B2B product sales might be the most challenging first sales to make of them all. You’re likely trying to sell long-term contracts to established players who may already have a solution for what you’re offering.
Website: Creating a website that makes it easy for your B2B customers to view your product catalog and attributes is as important here as it is for B2B services. B2B product buyers, whether they are manufacturers or distributors, will perform extensive research before making purchase decisions.
Trade Shows: Trade shows have taken a hit over the last few years, especially due to the pandemic, but they are beginning to take hold once again. An industry trade show or conference is a great way to meet customers and introduce new products, and it doesn’t hurt that you can take these potential buyers out to dinner.

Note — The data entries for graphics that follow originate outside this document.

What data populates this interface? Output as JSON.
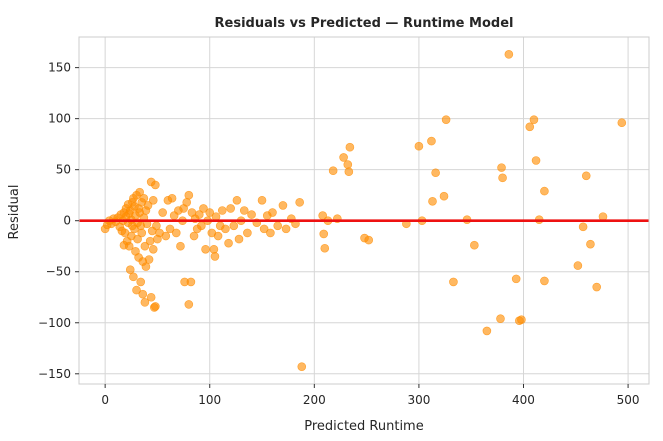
{
  "chart_data": {
    "type": "scatter",
    "title": "Residuals vs Predicted — Runtime Model",
    "xlabel": "Predicted Runtime",
    "ylabel": "Residual",
    "xlim": [
      -25,
      520
    ],
    "ylim": [
      -160,
      180
    ],
    "xticks": [
      0,
      100,
      200,
      300,
      400,
      500
    ],
    "yticks": [
      -150,
      -100,
      -50,
      0,
      50,
      100,
      150
    ],
    "xtick_labels": [
      "0",
      "100",
      "200",
      "300",
      "400",
      "500"
    ],
    "ytick_labels": [
      "−150",
      "−100",
      "−50",
      "0",
      "50",
      "100",
      "150"
    ],
    "grid": true,
    "reference_line": {
      "y": 0,
      "color": "#ee1111"
    },
    "point_color": "#ff8c00",
    "points": [
      [
        0,
        -8
      ],
      [
        2,
        -4
      ],
      [
        4,
        0
      ],
      [
        6,
        -3
      ],
      [
        8,
        2
      ],
      [
        10,
        -1
      ],
      [
        12,
        3
      ],
      [
        14,
        -6
      ],
      [
        15,
        6
      ],
      [
        16,
        -10
      ],
      [
        17,
        0
      ],
      [
        18,
        8
      ],
      [
        18,
        -24
      ],
      [
        19,
        -12
      ],
      [
        20,
        4
      ],
      [
        20,
        12
      ],
      [
        21,
        -20
      ],
      [
        22,
        -2
      ],
      [
        22,
        16
      ],
      [
        23,
        7
      ],
      [
        23,
        -25
      ],
      [
        24,
        -48
      ],
      [
        24,
        10
      ],
      [
        25,
        1
      ],
      [
        25,
        -15
      ],
      [
        26,
        18
      ],
      [
        26,
        -5
      ],
      [
        27,
        -55
      ],
      [
        27,
        22
      ],
      [
        28,
        -8
      ],
      [
        28,
        14
      ],
      [
        29,
        -30
      ],
      [
        29,
        5
      ],
      [
        30,
        -68
      ],
      [
        30,
        25
      ],
      [
        31,
        -2
      ],
      [
        31,
        -18
      ],
      [
        32,
        12
      ],
      [
        32,
        -36
      ],
      [
        33,
        8
      ],
      [
        33,
        28
      ],
      [
        34,
        -60
      ],
      [
        34,
        -5
      ],
      [
        35,
        -12
      ],
      [
        35,
        18
      ],
      [
        36,
        -72
      ],
      [
        36,
        -40
      ],
      [
        37,
        3
      ],
      [
        37,
        22
      ],
      [
        38,
        -80
      ],
      [
        38,
        -25
      ],
      [
        39,
        -45
      ],
      [
        39,
        10
      ],
      [
        40,
        -3
      ],
      [
        41,
        15
      ],
      [
        42,
        -38
      ],
      [
        43,
        -20
      ],
      [
        44,
        38
      ],
      [
        44,
        -75
      ],
      [
        45,
        -10
      ],
      [
        46,
        -28
      ],
      [
        46,
        20
      ],
      [
        47,
        -85
      ],
      [
        48,
        35
      ],
      [
        48,
        -84
      ],
      [
        49,
        -5
      ],
      [
        50,
        -18
      ],
      [
        52,
        -12
      ],
      [
        55,
        8
      ],
      [
        58,
        -15
      ],
      [
        60,
        20
      ],
      [
        62,
        -8
      ],
      [
        64,
        22
      ],
      [
        66,
        5
      ],
      [
        68,
        -12
      ],
      [
        70,
        10
      ],
      [
        72,
        -25
      ],
      [
        74,
        0
      ],
      [
        75,
        12
      ],
      [
        76,
        -60
      ],
      [
        78,
        18
      ],
      [
        80,
        -82
      ],
      [
        80,
        25
      ],
      [
        82,
        -60
      ],
      [
        83,
        8
      ],
      [
        85,
        -15
      ],
      [
        86,
        2
      ],
      [
        88,
        -8
      ],
      [
        90,
        6
      ],
      [
        92,
        -5
      ],
      [
        94,
        12
      ],
      [
        96,
        -28
      ],
      [
        98,
        0
      ],
      [
        100,
        8
      ],
      [
        102,
        -12
      ],
      [
        104,
        -28
      ],
      [
        105,
        -35
      ],
      [
        106,
        4
      ],
      [
        108,
        -15
      ],
      [
        110,
        -5
      ],
      [
        112,
        10
      ],
      [
        115,
        -8
      ],
      [
        118,
        -22
      ],
      [
        120,
        12
      ],
      [
        123,
        -5
      ],
      [
        126,
        20
      ],
      [
        128,
        -18
      ],
      [
        130,
        0
      ],
      [
        133,
        10
      ],
      [
        136,
        -12
      ],
      [
        140,
        6
      ],
      [
        145,
        -2
      ],
      [
        150,
        20
      ],
      [
        152,
        -8
      ],
      [
        155,
        5
      ],
      [
        158,
        -12
      ],
      [
        160,
        8
      ],
      [
        165,
        -5
      ],
      [
        170,
        15
      ],
      [
        173,
        -8
      ],
      [
        178,
        2
      ],
      [
        182,
        -3
      ],
      [
        186,
        18
      ],
      [
        188,
        -143
      ],
      [
        208,
        5
      ],
      [
        209,
        -13
      ],
      [
        210,
        -27
      ],
      [
        213,
        0
      ],
      [
        218,
        49
      ],
      [
        222,
        2
      ],
      [
        228,
        62
      ],
      [
        232,
        55
      ],
      [
        233,
        48
      ],
      [
        234,
        72
      ],
      [
        248,
        -17
      ],
      [
        252,
        -19
      ],
      [
        288,
        -3
      ],
      [
        300,
        73
      ],
      [
        303,
        0
      ],
      [
        312,
        78
      ],
      [
        313,
        19
      ],
      [
        316,
        47
      ],
      [
        324,
        24
      ],
      [
        326,
        99
      ],
      [
        333,
        -60
      ],
      [
        346,
        1
      ],
      [
        353,
        -24
      ],
      [
        365,
        -108
      ],
      [
        378,
        -96
      ],
      [
        379,
        52
      ],
      [
        380,
        42
      ],
      [
        386,
        163
      ],
      [
        393,
        -57
      ],
      [
        396,
        -98
      ],
      [
        398,
        -97
      ],
      [
        406,
        92
      ],
      [
        410,
        99
      ],
      [
        412,
        59
      ],
      [
        415,
        1
      ],
      [
        420,
        -59
      ],
      [
        420,
        29
      ],
      [
        452,
        -44
      ],
      [
        457,
        -6
      ],
      [
        460,
        44
      ],
      [
        464,
        -23
      ],
      [
        470,
        -65
      ],
      [
        476,
        4
      ],
      [
        494,
        96
      ]
    ]
  }
}
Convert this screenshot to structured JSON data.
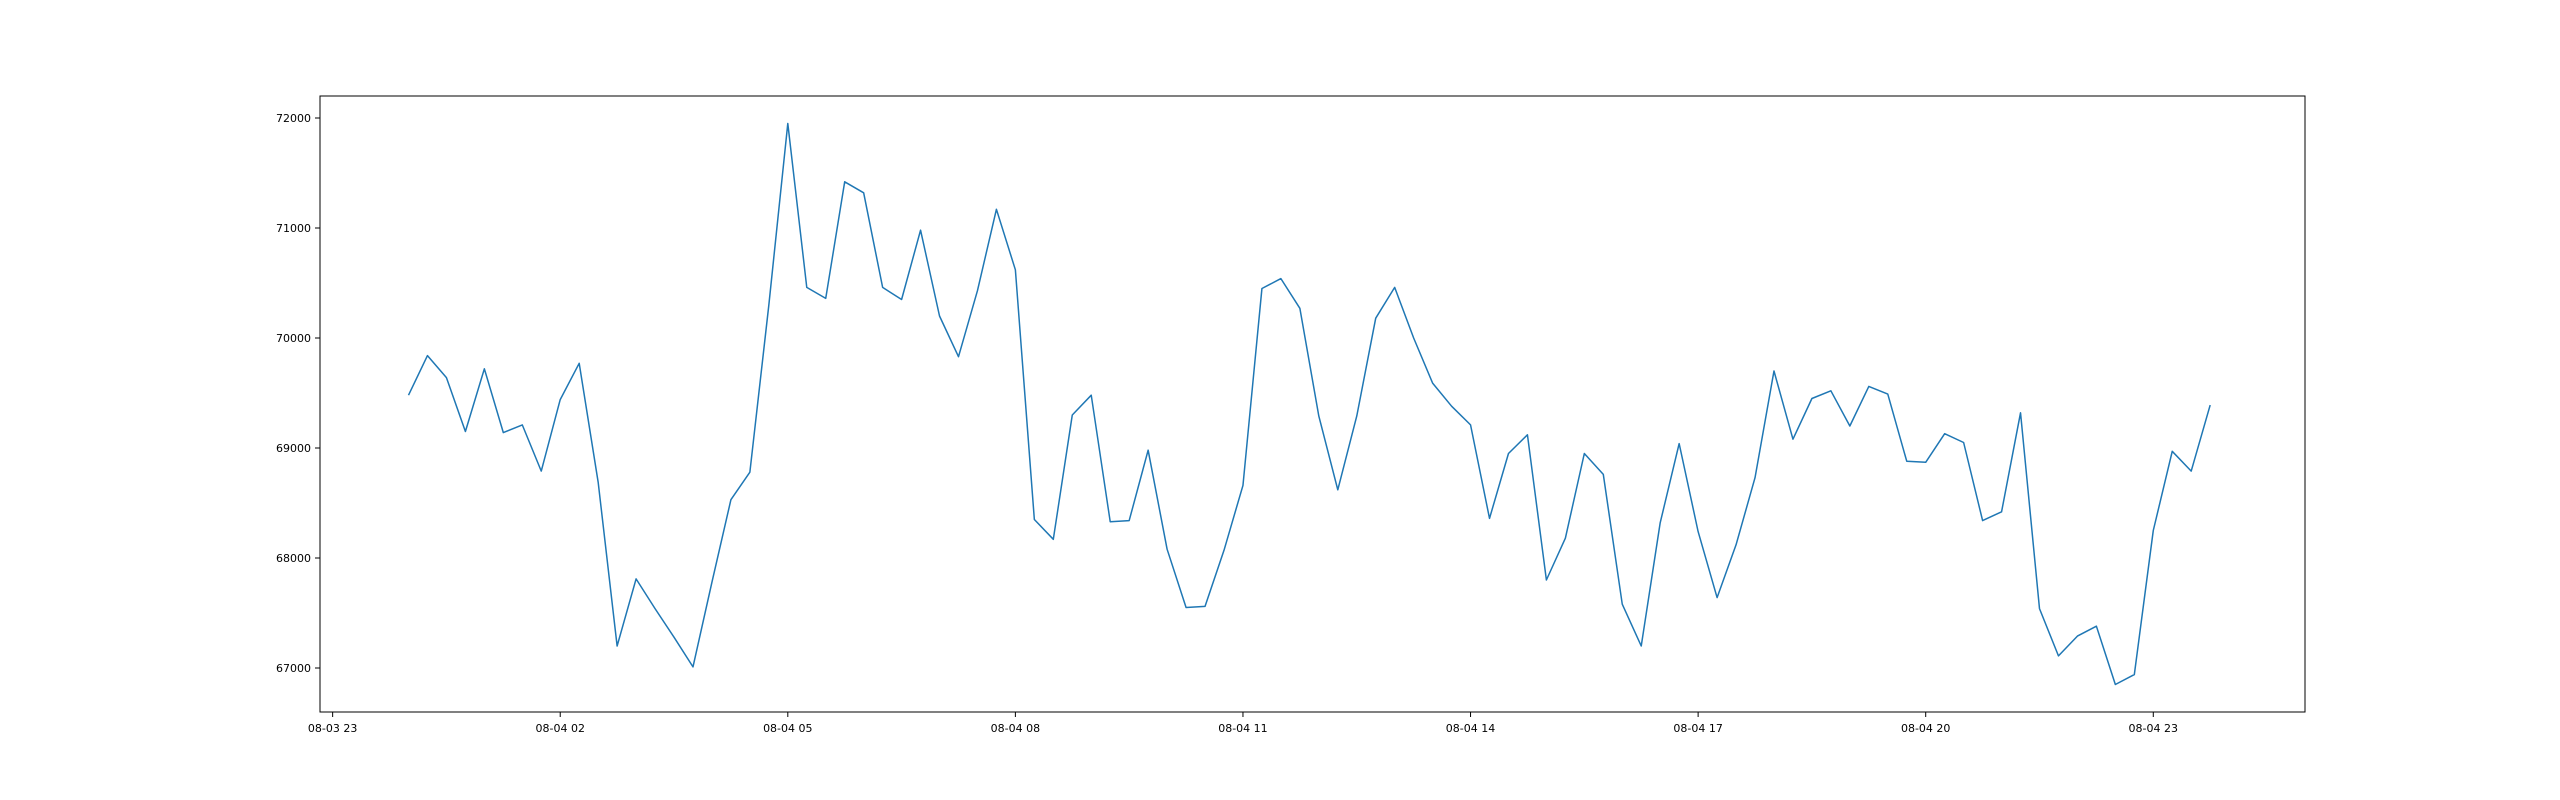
{
  "chart_data": {
    "type": "line",
    "title": "",
    "xlabel": "",
    "ylabel": "",
    "x_axis_type": "datetime",
    "x_tick_labels": [
      "08-03 23",
      "08-04 02",
      "08-04 05",
      "08-04 08",
      "08-04 11",
      "08-04 14",
      "08-04 17",
      "08-04 20",
      "08-04 23"
    ],
    "x_tick_times": [
      "2024-08-03T23:00",
      "2024-08-04T02:00",
      "2024-08-04T05:00",
      "2024-08-04T08:00",
      "2024-08-04T11:00",
      "2024-08-04T14:00",
      "2024-08-04T17:00",
      "2024-08-04T20:00",
      "2024-08-04T23:00"
    ],
    "xlim": [
      "2024-08-03T22:50",
      "2024-08-05T01:00"
    ],
    "y_ticks": [
      67000,
      68000,
      69000,
      70000,
      71000,
      72000
    ],
    "ylim": [
      66600,
      72200
    ],
    "grid": false,
    "legend": "none",
    "series": [
      {
        "color": "#1f77b4",
        "x_start": "2024-08-04T00:00",
        "x_step_minutes": 15,
        "values": [
          69480,
          69840,
          69640,
          69150,
          69720,
          69140,
          69210,
          68790,
          69440,
          69770,
          68690,
          67200,
          67810,
          67540,
          67280,
          67010,
          67780,
          68530,
          68780,
          70300,
          71950,
          70460,
          70360,
          71420,
          71320,
          70460,
          70350,
          70980,
          70200,
          69830,
          70430,
          71170,
          70620,
          68350,
          68170,
          69300,
          69480,
          68330,
          68340,
          68980,
          68080,
          67550,
          67560,
          68070,
          68660,
          70450,
          70540,
          70270,
          69290,
          68620,
          69290,
          70180,
          70460,
          70000,
          69590,
          69380,
          69210,
          68360,
          68950,
          69120,
          67800,
          68180,
          68950,
          68760,
          67580,
          67200,
          68320,
          69040,
          68240,
          67640,
          68120,
          68730,
          69700,
          69080,
          69450,
          69520,
          69200,
          69560,
          69490,
          68880,
          68870,
          69130,
          69050,
          68340,
          68420,
          69320,
          67540,
          67110,
          67290,
          67380,
          66850,
          66940,
          68250,
          68970,
          68790,
          69390
        ]
      }
    ]
  }
}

Networking: Most B2B product entrepreneurs don’t just stumble into their new business; typically they have worked in the industry at some level, possibly even for a company that is now your competitor. Reach out to your contacts (but of course obey those non-competes; you never want to burn bridges in relationship marketing) and make sure they know you’ve gone out on your own.
Growing Your Customer Base
As you move forward with your marketing strategy, your focus can shift from the bottom of the funnel to the middle and the top. But as you communicate with potential buyers, keep in mind that telling stories is only part of marketing; it’s just as important to listen to your customers so you can fine-tune both your product and your message.
But when you first open, it is best to target the customers who are most likely to buy now. Take the time to truly understand who these customers are and start building a brand that entices them. And remember, it is never too early to begin marketing: Building anticipation before your launch can lead to demand from the moment your doors open.